Миро Новак сжимает кулак и ощущает в ладони холодный липкий комочек жевательной резинки.
Слабый огонек, зажженный выпитым у брата дешевым коньяком (куда деньги девать — не знает, а гостей потчует домашним бренди — вот весь Драгец в этом!), тлел и наконец потух. И нет настроения разжигать его новой рюмкой на площади или в одном из тех кафешек, что озорно подмигивают ему грязными витринами и, насмехаясь, вызывающе звенят кассовыми аппаратами. А может, все-таки зайти? Хоть ненадолго? Выпить кофе? Э, нет, Мирослав, старый гуляка, не обманывай себя! Разве не так же когда-то давно отправились на кофе Колумб, Сталин и старый Новак, а потом возьми да и возникни Америка, сталинизм и он сам, такая малость. К тому же кофе пить вредно; он является причиной урологических заболеваний, повышает давление, разрушает нервную систему…
— Ну да! Кофе разрушает нервную систему! — восклицает он, радуясь, что наконец уяснил свою историческую роль. А ведь он предчувствовал, что наступит момент прозрения и он откроет свою Америку, свой сталинизм (неужели и это надо открывать?) и себя самого. И вот он открыл — апаурин!
— Апаурин. По пять миллиграммов, — не испытывая ни малейшего чувства вины, он смотрит аптекарше прямо в глаза и думает мимоходом: какого черта эти бабы, которые возятся с лекарствами, кладут на себя столько косметики?
— Рецепт? — холодно спрашивает ходячая пудреница.
— Рецепт?! — Новак стирает взглядом с ее лица слои пудры в надежде отыскать смысл вопроса.
— У вас есть рецепт?
— Рецепт?!
— Только по рецепту, господин.
— Госпожа, но моя жена…
— Ваша жена врач?
— Нет.

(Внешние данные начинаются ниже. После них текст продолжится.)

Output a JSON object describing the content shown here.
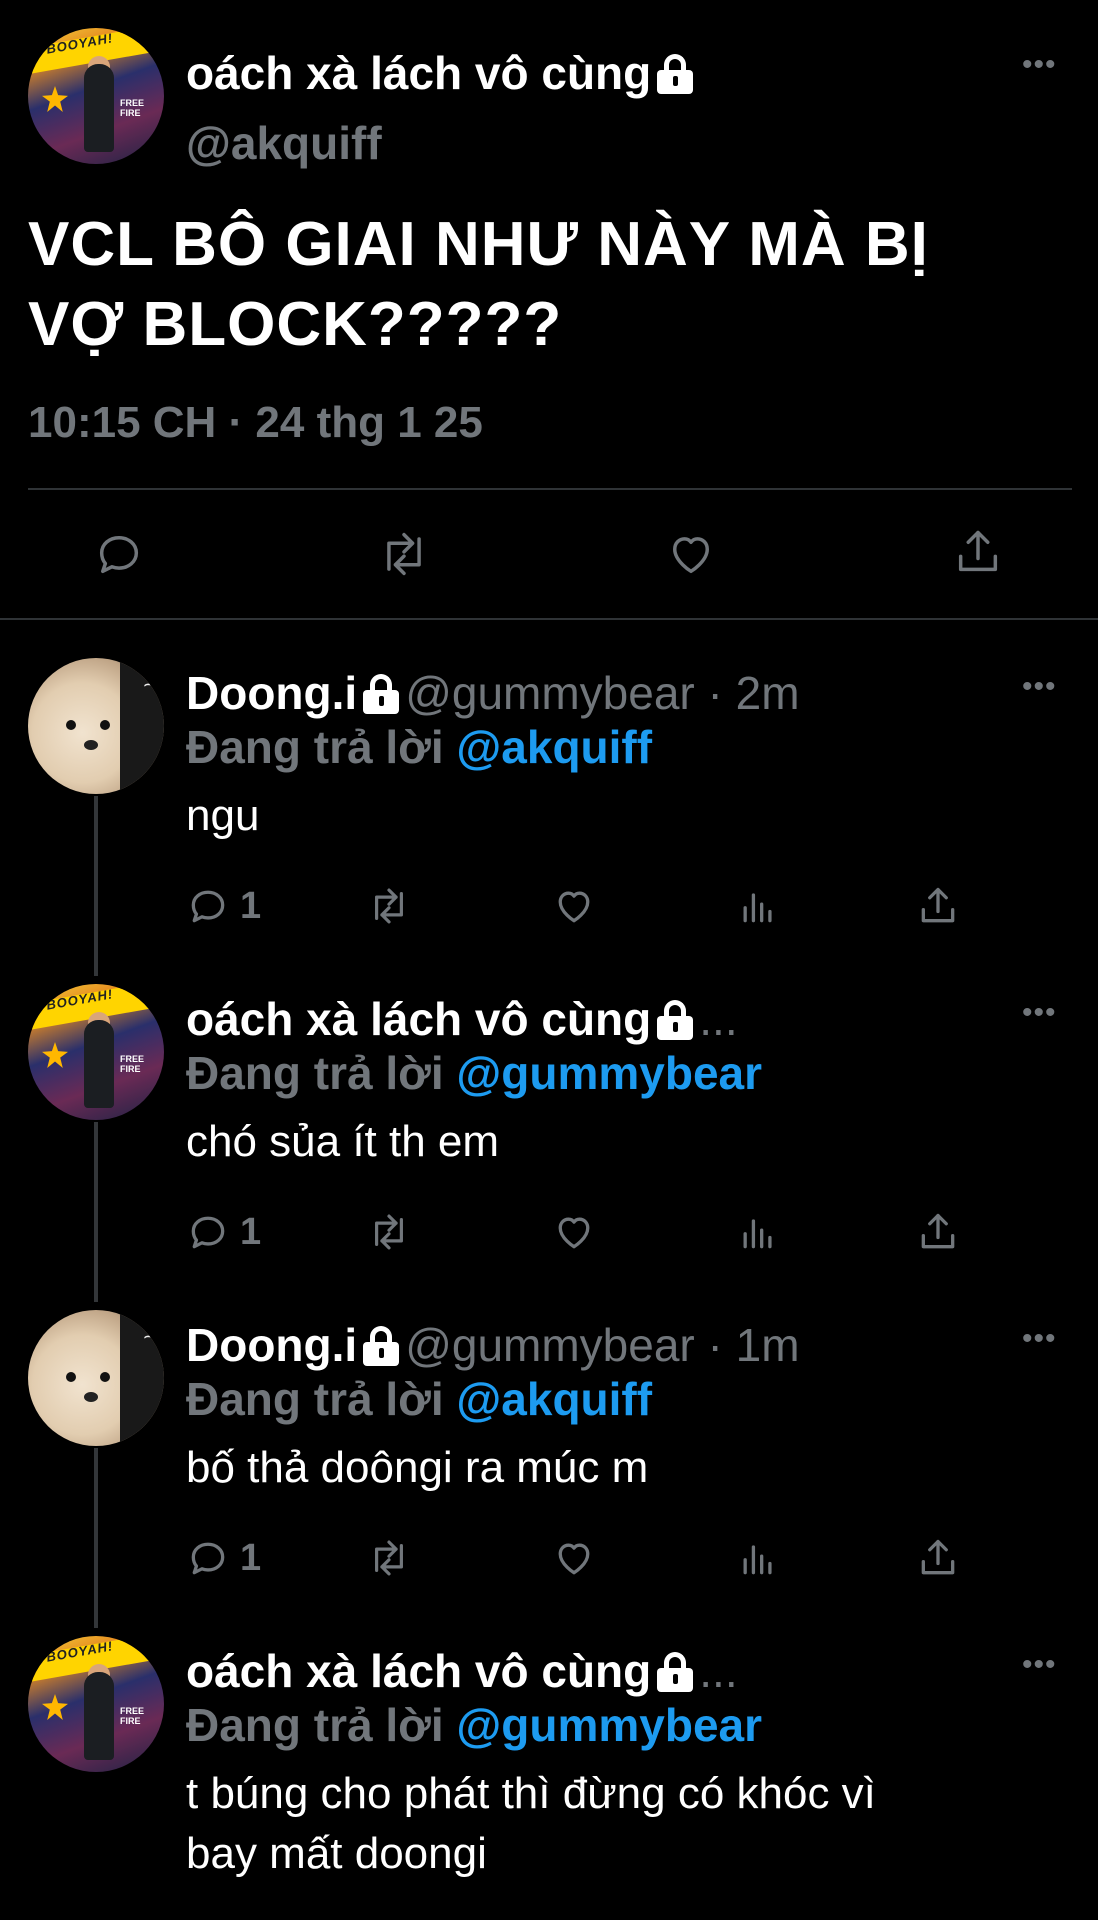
{
  "main_tweet": {
    "author_name": "oách xà lách vô cùng",
    "author_handle": "@akquiff",
    "text_line1": "VCL BÔ GIAI NHƯ NÀY MÀ BỊ",
    "text_line2": "VỢ BLOCK?????",
    "timestamp": "10:15 CH · 24 thg 1 25",
    "more_label": "•••"
  },
  "replies": [
    {
      "author_name": "Doong.i",
      "author_handle": "@gummybear · 2m",
      "replying_prefix": "Đang trả lời ",
      "replying_to": "@akquiff",
      "text": "ngu",
      "reply_count": "1"
    },
    {
      "author_name": "oách xà lách vô cùng",
      "author_handle": "...",
      "replying_prefix": "Đang trả lời ",
      "replying_to": "@gummybear",
      "text": "chó sủa ít th em",
      "reply_count": "1"
    },
    {
      "author_name": "Doong.i",
      "author_handle": "@gummybear · 1m",
      "replying_prefix": "Đang trả lời ",
      "replying_to": "@akquiff",
      "text": "bố thả doôngi ra múc m",
      "reply_count": "1"
    },
    {
      "author_name": "oách xà lách vô cùng",
      "author_handle": "...",
      "replying_prefix": "Đang trả lời ",
      "replying_to": "@gummybear",
      "text_line1": "t búng cho phát thì đừng có khóc vì",
      "text_line2": "bay mất doongi"
    }
  ],
  "avatar_labels": {
    "banner": "BOOYAH!",
    "game": "FREE FIRE"
  },
  "colors": {
    "background": "#000000",
    "text": "#ffffff",
    "secondary": "#71767b",
    "link": "#1d9bf0",
    "divider": "#2f3336"
  },
  "icons": [
    "comment-icon",
    "retweet-icon",
    "like-icon",
    "share-icon",
    "views-icon",
    "lock-icon",
    "more-icon"
  ]
}
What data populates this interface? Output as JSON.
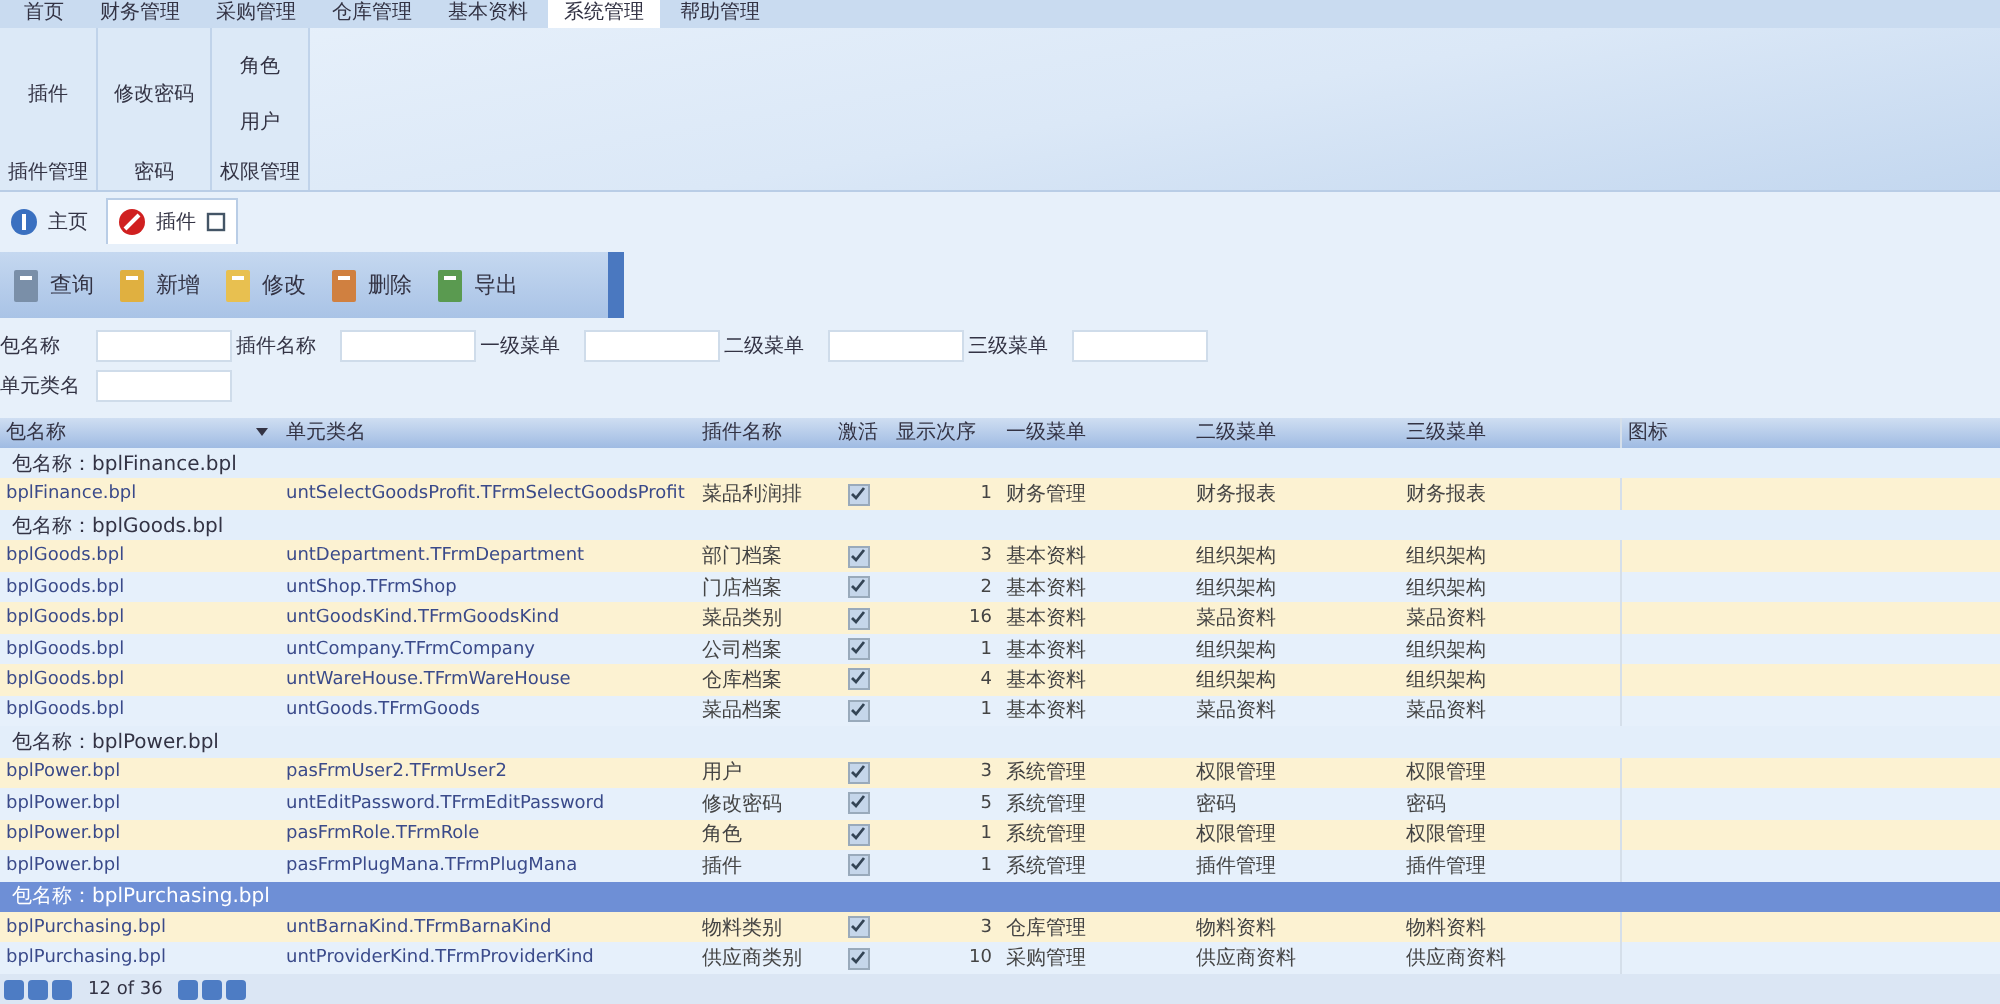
{
  "menu_tabs": [
    {
      "label": "首页",
      "selected": false
    },
    {
      "label": "财务管理",
      "selected": false
    },
    {
      "label": "采购管理",
      "selected": false
    },
    {
      "label": "仓库管理",
      "selected": false
    },
    {
      "label": "基本资料",
      "selected": false
    },
    {
      "label": "系统管理",
      "selected": true
    },
    {
      "label": "帮助管理",
      "selected": false
    }
  ],
  "ribbon_groups": [
    {
      "title": "插件管理",
      "buttons": [
        "插件"
      ]
    },
    {
      "title": "密码",
      "buttons": [
        "修改密码"
      ]
    },
    {
      "title": "权限管理",
      "buttons": [
        "角色",
        "用户"
      ]
    }
  ],
  "doc_tabs": [
    {
      "label": "主页",
      "selected": false,
      "closable": false
    },
    {
      "label": "插件",
      "selected": true,
      "closable": true
    }
  ],
  "toolbar": [
    {
      "label": "查询",
      "kind": "search"
    },
    {
      "label": "新增",
      "kind": "add"
    },
    {
      "label": "修改",
      "kind": "edit"
    },
    {
      "label": "删除",
      "kind": "delete"
    },
    {
      "label": "导出",
      "kind": "export"
    }
  ],
  "filters": [
    [
      {
        "label": "包名称"
      },
      {
        "label": "插件名称"
      },
      {
        "label": "一级菜单"
      },
      {
        "label": "二级菜单"
      },
      {
        "label": "三级菜单"
      }
    ],
    [
      {
        "label": "单元类名"
      }
    ]
  ],
  "grid": {
    "columns": [
      {
        "label": "包名称",
        "sorted": true
      },
      {
        "label": "单元类名",
        "sorted": false
      },
      {
        "label": "插件名称",
        "sorted": false
      },
      {
        "label": "激活",
        "sorted": false
      },
      {
        "label": "显示次序",
        "sorted": false
      },
      {
        "label": "一级菜单",
        "sorted": false
      },
      {
        "label": "二级菜单",
        "sorted": false
      },
      {
        "label": "三级菜单",
        "sorted": false
      },
      {
        "label": "图标",
        "sorted": false
      }
    ],
    "groups": [
      {
        "label": "包名称：bplFinance.bpl",
        "selected": false,
        "rows": [
          {
            "cells": [
              "bplFinance.bpl",
              "untSelectGoodsProfit.TFrmSelectGoodsProfit",
              "菜品利润排",
              "1",
              "财务管理",
              "财务报表",
              "财务报表"
            ],
            "checked": true
          }
        ]
      },
      {
        "label": "包名称：bplGoods.bpl",
        "selected": false,
        "rows": [
          {
            "cells": [
              "bplGoods.bpl",
              "untDepartment.TFrmDepartment",
              "部门档案",
              "3",
              "基本资料",
              "组织架构",
              "组织架构"
            ],
            "checked": true
          },
          {
            "cells": [
              "bplGoods.bpl",
              "untShop.TFrmShop",
              "门店档案",
              "2",
              "基本资料",
              "组织架构",
              "组织架构"
            ],
            "checked": true
          },
          {
            "cells": [
              "bplGoods.bpl",
              "untGoodsKind.TFrmGoodsKind",
              "菜品类别",
              "16",
              "基本资料",
              "菜品资料",
              "菜品资料"
            ],
            "checked": true
          },
          {
            "cells": [
              "bplGoods.bpl",
              "untCompany.TFrmCompany",
              "公司档案",
              "1",
              "基本资料",
              "组织架构",
              "组织架构"
            ],
            "checked": true
          },
          {
            "cells": [
              "bplGoods.bpl",
              "untWareHouse.TFrmWareHouse",
              "仓库档案",
              "4",
              "基本资料",
              "组织架构",
              "组织架构"
            ],
            "checked": true
          },
          {
            "cells": [
              "bplGoods.bpl",
              "untGoods.TFrmGoods",
              "菜品档案",
              "1",
              "基本资料",
              "菜品资料",
              "菜品资料"
            ],
            "checked": true
          }
        ]
      },
      {
        "label": "包名称：bplPower.bpl",
        "selected": false,
        "rows": [
          {
            "cells": [
              "bplPower.bpl",
              "pasFrmUser2.TFrmUser2",
              "用户",
              "3",
              "系统管理",
              "权限管理",
              "权限管理"
            ],
            "checked": true
          },
          {
            "cells": [
              "bplPower.bpl",
              "untEditPassword.TFrmEditPassword",
              "修改密码",
              "5",
              "系统管理",
              "密码",
              "密码"
            ],
            "checked": true
          },
          {
            "cells": [
              "bplPower.bpl",
              "pasFrmRole.TFrmRole",
              "角色",
              "1",
              "系统管理",
              "权限管理",
              "权限管理"
            ],
            "checked": true
          },
          {
            "cells": [
              "bplPower.bpl",
              "pasFrmPlugMana.TFrmPlugMana",
              "插件",
              "1",
              "系统管理",
              "插件管理",
              "插件管理"
            ],
            "checked": true
          }
        ]
      },
      {
        "label": "包名称：bplPurchasing.bpl",
        "selected": true,
        "rows": [
          {
            "cells": [
              "bplPurchasing.bpl",
              "untBarnaKind.TFrmBarnaKind",
              "物料类别",
              "3",
              "仓库管理",
              "物料资料",
              "物料资料"
            ],
            "checked": true
          },
          {
            "cells": [
              "bplPurchasing.bpl",
              "untProviderKind.TFrmProviderKind",
              "供应商类别",
              "10",
              "采购管理",
              "供应商资料",
              "供应商资料"
            ],
            "checked": true
          }
        ]
      }
    ]
  },
  "pager": {
    "text": "12 of 36"
  }
}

Она преподает географию. А что?
— А что?!
— Послушайте, моя жена постоянно принимает апаурин. Она даже меня уговорила… И никогда до сих пор не требовался рецепт.
— Теперь требуется. Люди разные бывают… Следующий, пожалуйста!
А следующим за ним в очереди спокойно ждет свое лекарство знакомое лицо. Новак переводит взгляд на усатую кассиршу и чуть не врезается в стеклянную дверь с надписью «на себя». Ему кажется мерзкой сама мысль о том, что с этим человеком он встретился именно в аптеке, где люди по рецепту и без него, в таблетках, драже, ампулах и каплях, три раза в день после еды или каждые шесть часов обнажают самое свое сокровенное (разве не душу?). С этим седоватым ублюдком с автобусной остановки в Новом Загребе (где же его газета и почему он не читает ее спокойненько сейчас, в очереди за лекарством?!) он меньше всего хотел бы встретиться в аптеке. Вероятно, от обилия медикаментов, разложенных на полочках и по ящичкам, из-за предписанных дозировок жизни и смерти аптека подобна огромной пробирке, где без остатка растворяются все чувства и отношения. И любовь, и ненависть превращаются здесь в микстуру. Перед употреблением взбалтывать!
Сейчас Новака занимает: чем этот невозмутимый ублюдок болеет, какая у него реакция на принимаемое лекарство, нет ли осложнений? Интересуется, значит, его лекарством, а сегодня утром на автобусной остановке в Новом Загребе выпустил в него весь свой яд!
С синяками на теле (но со спокойной душой?) он выбирается из битком набитого автобуса и сразу же вспоминает утреннюю драку. Следы крови (а он и себе кровь попортил из-за этого типа?) на тротуаре затоптаны, и все происшествие кажется ему далеким, будто случилось очень давно, а уж никак не сегодня утром. Впрочем, задумавшись над всем, что с ним сегодня произошло, он лишний раз убеждается: движением стрелок измеряется время, но не жизнь.
И за все он должен винить (или благодарить) только свой драндулет. Если б здесь, на стоянке перед домом автомобиль так подло его не подвел, сегодняшнее утро наверняка прошло бы по-другому.
— Прошло бы по-другому! — вслух повторяет он и влезает в машину. Поворачивает ключ зажигания и — пшик! Похоже, все-таки поломка серьезная. Черт побери, пришлет ли Банек своего человека? Не подведет ли и завтра? А что, если подстраховаться и позвать другого, более надежного мастера? Какого? Он же никого не знает. Вообще-то знает одного, только не позовет ни за что. Хотя Драгец бы примчался, только свистни. Однако он не доставит брату такое удовольствие.
Снова поворачивает ключ и — порядок! Мотор работает!
— Ах ты, старая развалина! Жалкая притворщица! Поиздевалась же ты надо мной! — Он хохочет и барабанит по рулю.
Мотор взвывает, как в предсмертном реве дикий зверь. Новак резко отпускает педаль и вынимает ключ.